Em virtude de a utilização de corpora eletrônicos, paralelos ou comparáveis,
possibilitar maior amplitude e funcionalidade para estudos da natureza da tradução,
dentre as possíveis generalizações propostas por Baker estão as características ou traços
recorrentes que não são resultado da interferência de sistemas linguísticos específicos, e
que se apresentam tipicamente nos textos traduzidos, mas não em textos originais. Estes
traços são os seguintes:
Simplificação: tendência em tornar mais simples e de mais fácil compreensão a linguagem empregada na tradução. Evidências podem ser encontradas nos textos traduzidos em relação aos textos originais, como repetição de palavras e mudança na pontuação para trazer maior clareza ao enunciado (mas, não necessariamente, empregar uma linguagem mais explícita). A simplificação também envolve o menor comprimento
das frases nos textos traduzidos; e a substituição de ambiguidades existentes nos textos originais, de modo a torná-las mais precisas nos textos traduzidos.

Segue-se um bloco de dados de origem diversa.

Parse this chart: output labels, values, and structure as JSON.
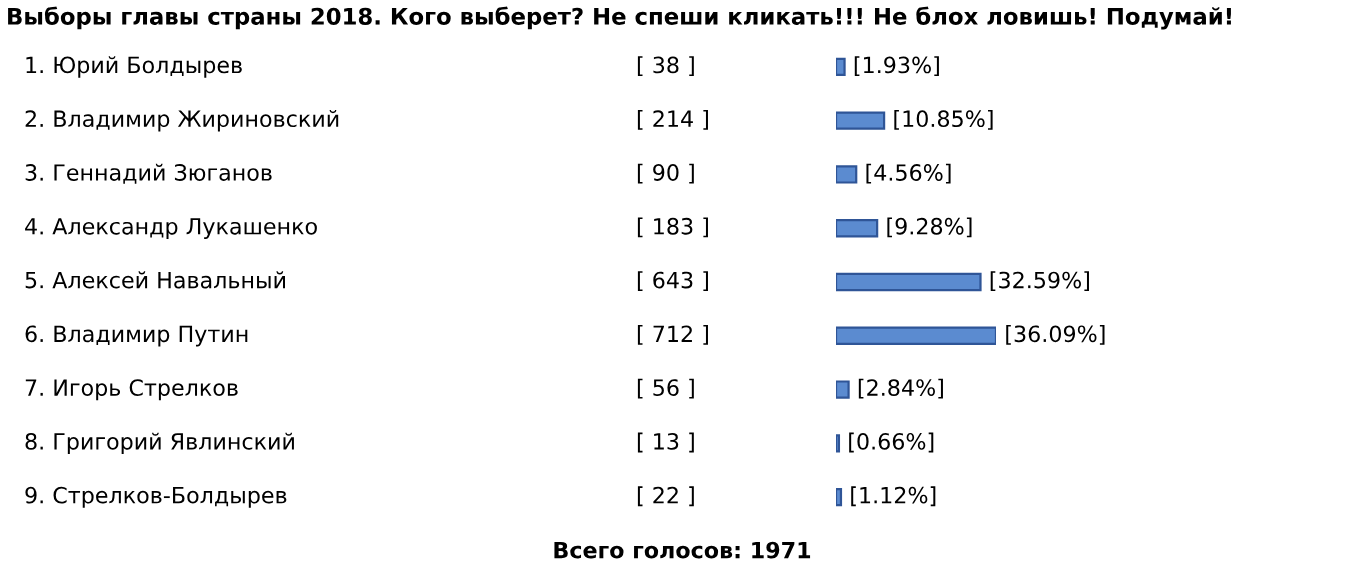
{
  "chart_data": {
    "type": "bar",
    "orientation": "horizontal",
    "title": "Выборы главы страны 2018. Кого выберет? Не спеши кликать!!! Не блох ловишь! Подумай!",
    "categories": [
      "1. Юрий Болдырев",
      "2. Владимир Жириновский",
      "3. Геннадий Зюганов",
      "4. Александр Лукашенко",
      "5. Алексей Навальный",
      "6. Владимир Путин",
      "7. Игорь Стрелков",
      "8. Григорий Явлинский",
      "9. Стрелков-Болдырев"
    ],
    "values": [
      1.93,
      10.85,
      4.56,
      9.28,
      32.59,
      36.09,
      2.84,
      0.66,
      1.12
    ],
    "color": "#5b8bd0",
    "value_labels": [
      "[1.93%]",
      "[10.85%]",
      "[4.56%]",
      "[9.28%]",
      "[32.59%]",
      "[36.09%]",
      "[2.84%]",
      "[0.66%]",
      "[1.12%]"
    ],
    "annotations": [
      "[ 38 ]",
      "[ 214 ]",
      "[ 90 ]",
      "[ 183 ]",
      "[ 643 ]",
      "[ 712 ]",
      "[ 56 ]",
      "[ 13 ]",
      "[ 22 ]",
      "Всего голосов: 1971"
    ]
  }
}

Duas medidas possíveis de traços de simplificação são fornecidas pela razão forma/item (type/token ratio) e pela densidade lexical. A razão forma/item é uma medida da variação vocabular presente num texto ou corpus. Outra maneira de se considerar a densidade lexical é possível, ao obter-se a proporção de palavras de conteúdo em oposição a palavras gramaticais de um corpus: em ocorrendo, no modo de construir os textos traduzidos, o emprego de mais redundância, por meio do maior número de palavras gramaticais e menor de palavras lexicais, haveria uma indicação do uso de traços de simplificação para tornar os textos traduzidos mais compreensíveis para o leitor da língua de chegada.

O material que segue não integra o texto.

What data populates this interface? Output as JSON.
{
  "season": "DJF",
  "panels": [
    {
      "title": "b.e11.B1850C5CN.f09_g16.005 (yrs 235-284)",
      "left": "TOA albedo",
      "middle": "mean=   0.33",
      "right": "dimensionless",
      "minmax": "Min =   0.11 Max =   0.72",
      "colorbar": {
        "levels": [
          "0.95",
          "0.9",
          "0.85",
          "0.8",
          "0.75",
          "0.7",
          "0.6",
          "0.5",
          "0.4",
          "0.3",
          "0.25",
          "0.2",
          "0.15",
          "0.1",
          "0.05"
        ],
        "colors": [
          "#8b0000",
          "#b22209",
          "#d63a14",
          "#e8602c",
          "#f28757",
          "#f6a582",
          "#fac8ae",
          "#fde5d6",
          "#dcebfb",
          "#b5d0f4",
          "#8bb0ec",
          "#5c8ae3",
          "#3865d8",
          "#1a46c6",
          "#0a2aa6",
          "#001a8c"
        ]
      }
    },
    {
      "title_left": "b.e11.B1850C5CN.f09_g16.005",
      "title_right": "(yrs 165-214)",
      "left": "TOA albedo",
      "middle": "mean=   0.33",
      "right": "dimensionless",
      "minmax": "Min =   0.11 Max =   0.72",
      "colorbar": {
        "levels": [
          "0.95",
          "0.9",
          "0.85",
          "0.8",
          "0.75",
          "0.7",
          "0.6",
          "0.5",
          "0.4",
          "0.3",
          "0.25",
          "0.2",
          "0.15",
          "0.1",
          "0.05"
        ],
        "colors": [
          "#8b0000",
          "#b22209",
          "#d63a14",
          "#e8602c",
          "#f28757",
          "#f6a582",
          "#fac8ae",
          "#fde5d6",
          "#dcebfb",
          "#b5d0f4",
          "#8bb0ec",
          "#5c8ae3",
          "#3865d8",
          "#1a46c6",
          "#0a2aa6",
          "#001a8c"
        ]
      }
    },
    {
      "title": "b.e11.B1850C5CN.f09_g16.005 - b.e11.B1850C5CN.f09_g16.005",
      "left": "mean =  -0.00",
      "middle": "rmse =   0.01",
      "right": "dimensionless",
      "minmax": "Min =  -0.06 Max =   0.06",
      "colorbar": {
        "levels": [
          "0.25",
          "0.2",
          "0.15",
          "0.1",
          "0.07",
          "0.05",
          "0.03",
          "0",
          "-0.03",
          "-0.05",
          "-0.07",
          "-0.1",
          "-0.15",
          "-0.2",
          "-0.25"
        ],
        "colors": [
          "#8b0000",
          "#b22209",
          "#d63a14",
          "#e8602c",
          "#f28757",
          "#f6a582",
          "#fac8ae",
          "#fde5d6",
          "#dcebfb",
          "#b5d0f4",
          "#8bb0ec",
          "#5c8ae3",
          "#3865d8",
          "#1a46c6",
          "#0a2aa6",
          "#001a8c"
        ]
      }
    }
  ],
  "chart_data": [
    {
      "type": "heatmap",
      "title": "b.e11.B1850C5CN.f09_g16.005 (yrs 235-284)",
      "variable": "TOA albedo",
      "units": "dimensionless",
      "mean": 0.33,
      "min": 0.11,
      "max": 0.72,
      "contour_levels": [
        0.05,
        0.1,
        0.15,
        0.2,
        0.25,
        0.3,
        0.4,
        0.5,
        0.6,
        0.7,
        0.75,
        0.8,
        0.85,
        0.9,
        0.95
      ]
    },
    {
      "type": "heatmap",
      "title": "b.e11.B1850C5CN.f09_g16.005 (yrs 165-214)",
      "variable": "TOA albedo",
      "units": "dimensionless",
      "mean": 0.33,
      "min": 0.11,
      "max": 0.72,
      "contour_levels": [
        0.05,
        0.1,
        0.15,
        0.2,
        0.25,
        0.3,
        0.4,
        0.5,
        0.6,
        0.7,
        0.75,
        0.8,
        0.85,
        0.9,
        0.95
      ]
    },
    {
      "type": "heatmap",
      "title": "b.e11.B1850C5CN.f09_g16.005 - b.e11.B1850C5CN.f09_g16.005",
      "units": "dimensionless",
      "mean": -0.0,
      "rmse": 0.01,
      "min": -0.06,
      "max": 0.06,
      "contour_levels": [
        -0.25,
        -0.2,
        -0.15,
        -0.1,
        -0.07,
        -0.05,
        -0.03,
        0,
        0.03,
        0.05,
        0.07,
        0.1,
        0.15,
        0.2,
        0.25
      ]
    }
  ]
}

Explicitação: tendência geral em explicar e expandir dados do texto original, por meio de uma linguagem mais explícita, mais clara para o leitor do texto traduzido. Manifestações dessa tendência podem ser expressas sintática e lexicalmente, e podem ser observadas habitualmente, em relação aos textos originais, como a maior extensão dos textos traduzidos, o emprego exagerado de vocabulário e de conjunções coordenativas explicativas.
Normalização ou conservacionismo: tendência para exagerar características da língua alvo e para adequar-se aos seus padrões típicos. Pode ser observada no nível de palavras individuais ou de colocações (normalização lexical) como na pontuação e no uso de clichês e estruturas gramaticais convencionais nos textos traduzidos.

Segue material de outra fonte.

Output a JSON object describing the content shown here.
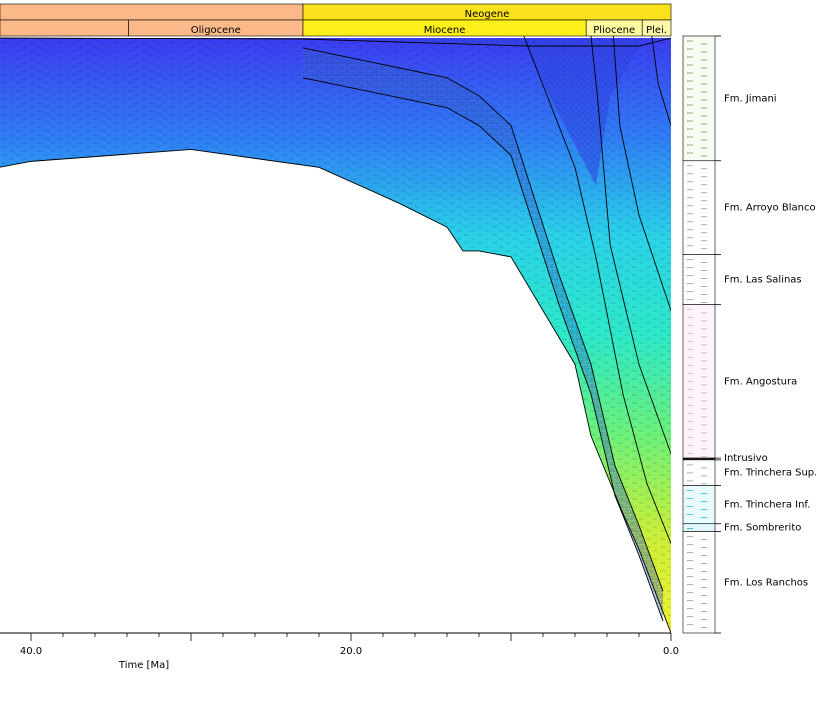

Estabilização: tendência para a tradução localizar-se no centro de um contínuo, evitando-se os extremos. Diferentemente da normalização, que é dependente da língua alvo ao exagerar suas características nos textos traduzidos, o processo de estabilização não é dependente nem da língua alvo nem da língua fonte. Manifestações podem ser encontradas, por exemplo, na tendência de os tradutores empregarem a linguagem culta nas marcas da linguagem oral utilizadas pelo autor do texto original para caracterizar determinados personagens (BAKER, 1996, p.180-18; tradução de Camargo, 2007, p.31-2).